10.7 kilomètres de long entre le Pertuis et Saint-Hostien en passant par Saint-Pierre-Eynac et Saint-Etienne-Lardeyrol. 13 ouvrages d’art. Un viaduc de 300 mètres de long. 2 600 mètres linéaires de protections acoustiques. 3 millions de m³ de déblais pour 1,4 millions de m³ de remblais. "Cela va être la plus grande réalisation d’un bloc de la RN88, s’était enthousiasmé Laurent Wauquiez, président de la Région Auvergnes-Rhône-Alpes lors du premier coup de pelle des travaux le 28 février dernier. S'il est vrai que, lors de la présentation du projet, tout a été passé au crible quant aux réalisations prévues et au financement en majorité assuré par la Région AuRa, peu de place a été donné aux conséquences environnementales d'un tel chantier. L'Autorité environnementale (Ae) a pointé quelques nuages noirs dans ce ciel si bleu.

L'Ae ? Quésako ?

L'Autorité environnementale (Ae) est une notion juridique et une entité indépendante récente, liée à l'évaluation environnementale. Elle est établie dans chaque pays européen. Elle émet des avis sur les plans, programmes et projets soumis à évaluation environnementale. Elle veille à la juste compensation du dommage environnemental.

Sites de dépôts des déblais pas définis

À travers un communiqué de presse que cette autorité indépendante a publié ce lundi 25 mai, il est mention de nombreuses zones géographiques sensibles en matière d'environnement. Pour l'Ae, le projet de la déviation Saint-Hostien/Le Pertuis n’apparaît pas assez précis pour comprendre comment sauvegarder ces secteurs là. "Le projet s’inscrit dans un territoire agricole et naturel, de grande qualité paysagère, caractérisé par la présence de nombreuses zones humides et d’une trame bocagère favorisant les continuités écologiques. L’emprise totale des travaux est de près de 140 hectares. Les sites de dépôt qui accueilleront les matériaux de déblais excédentaires ne sont pas définis. Ils devraient pourtant faire l’objet d’une description et d’une évaluation de leurs impacts sur l’environnement".
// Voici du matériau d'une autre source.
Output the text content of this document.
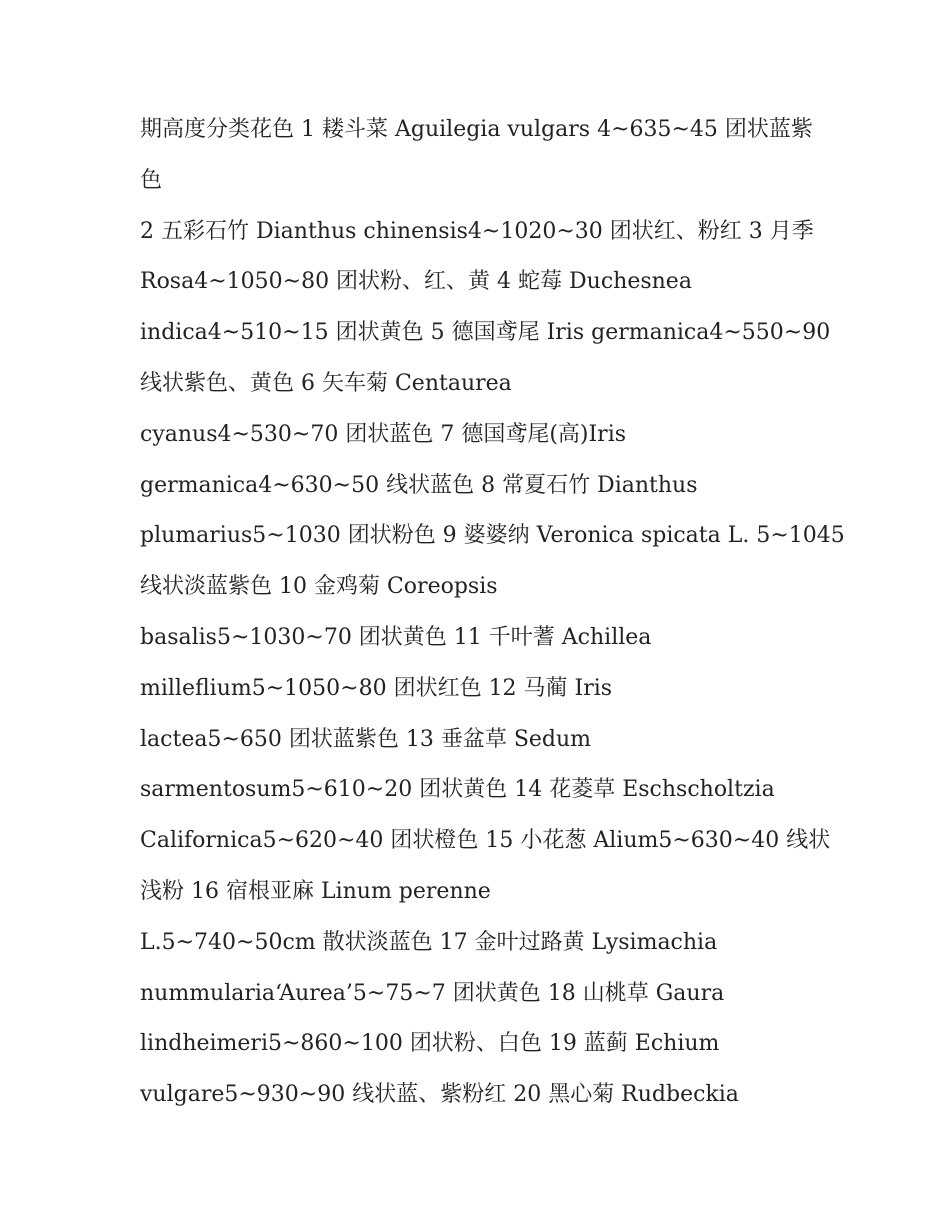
期高度分类花色 1 耧斗菜 Aguilegia vulgars 4~635~45 团状蓝紫
色
2 五彩石竹 Dianthus chinensis4~1020~30 团状红、粉红 3 月季
Rosa4~1050~80 团状粉、红、黄 4 蛇莓 Duchesnea
indica4~510~15 团状黄色 5 德国鸢尾 Iris germanica4~550~90
线状紫色、黄色 6 矢车菊 Centaurea
cyanus4~530~70 团状蓝色 7 德国鸢尾(高)Iris
germanica4~630~50 线状蓝色 8 常夏石竹 Dianthus
plumarius5~1030 团状粉色 9 婆婆纳 Veronica spicata L. 5~1045
线状淡蓝紫色 10 金鸡菊 Coreopsis
basalis5~1030~70 团状黄色 11 千叶蓍 Achillea
milleflium5~1050~80 团状红色 12 马蔺 Iris
lactea5~650 团状蓝紫色 13 垂盆草 Sedum
sarmentosum5~610~20 团状黄色 14 花菱草 Eschscholtzia
Californica5~620~40 团状橙色 15 小花葱 Alium5~630~40 线状
浅粉 16 宿根亚麻 Linum perenne
L.5~740~50cm 散状淡蓝色 17 金叶过路黄 Lysimachia
nummularia‘Aurea’5~75~7 团状黄色 18 山桃草 Gaura
lindheimeri5~860~100 团状粉、白色 19 蓝蓟 Echium
vulgare5~930~90 线状蓝、紫粉红 20 黑心菊 Rudbeckia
Pas d'anticipation écologique

Autre flaque d'huile indiquée par l'Autorité environnementale concerne le zéro carbone. "Le projet a été conçu et déclaré d’utilité publique il y a plus de 23 ans, rappelle l'Ae. Le dossier ne précise pas en quoi il s’inscrit dans l’objectif "zéro artificialisation nette" du territoire, ni comment il intègre et contribue à répondre à l’engagement de la France d’atteindre la neutralité carbone à l’horizon 2050. Le dossier ne présente pas le bilan carbone de l’opération et ne prévoit pas de mesures de compensation pour ces deux sujets".



Une sous-estimation des conséquences sur l'environnement

Si, d'après l'Ae, les travaux intègrent tout de même des conceptions favorisants le réaménagement des cours d’eau, le traitement des eaux des ruissellements naturels et routiers et la protection des périmètres de captage, ils ignorent l’objectif d’absence de perte nette de biodiversité, pourtant inscrit dans la loi de 2016 pour la reconquête de la biodiversité, de la nature et des paysages. "La méthode employée pour le calcul des surfaces de zones humides détruites, ainsi que la prise en compte des seuls habitats naturels à enjeux qui abritent des espèces protégées, conduisent à sous-estimer les incidences du projet et les surfaces de compensation à rechercher", souligne-t-elle.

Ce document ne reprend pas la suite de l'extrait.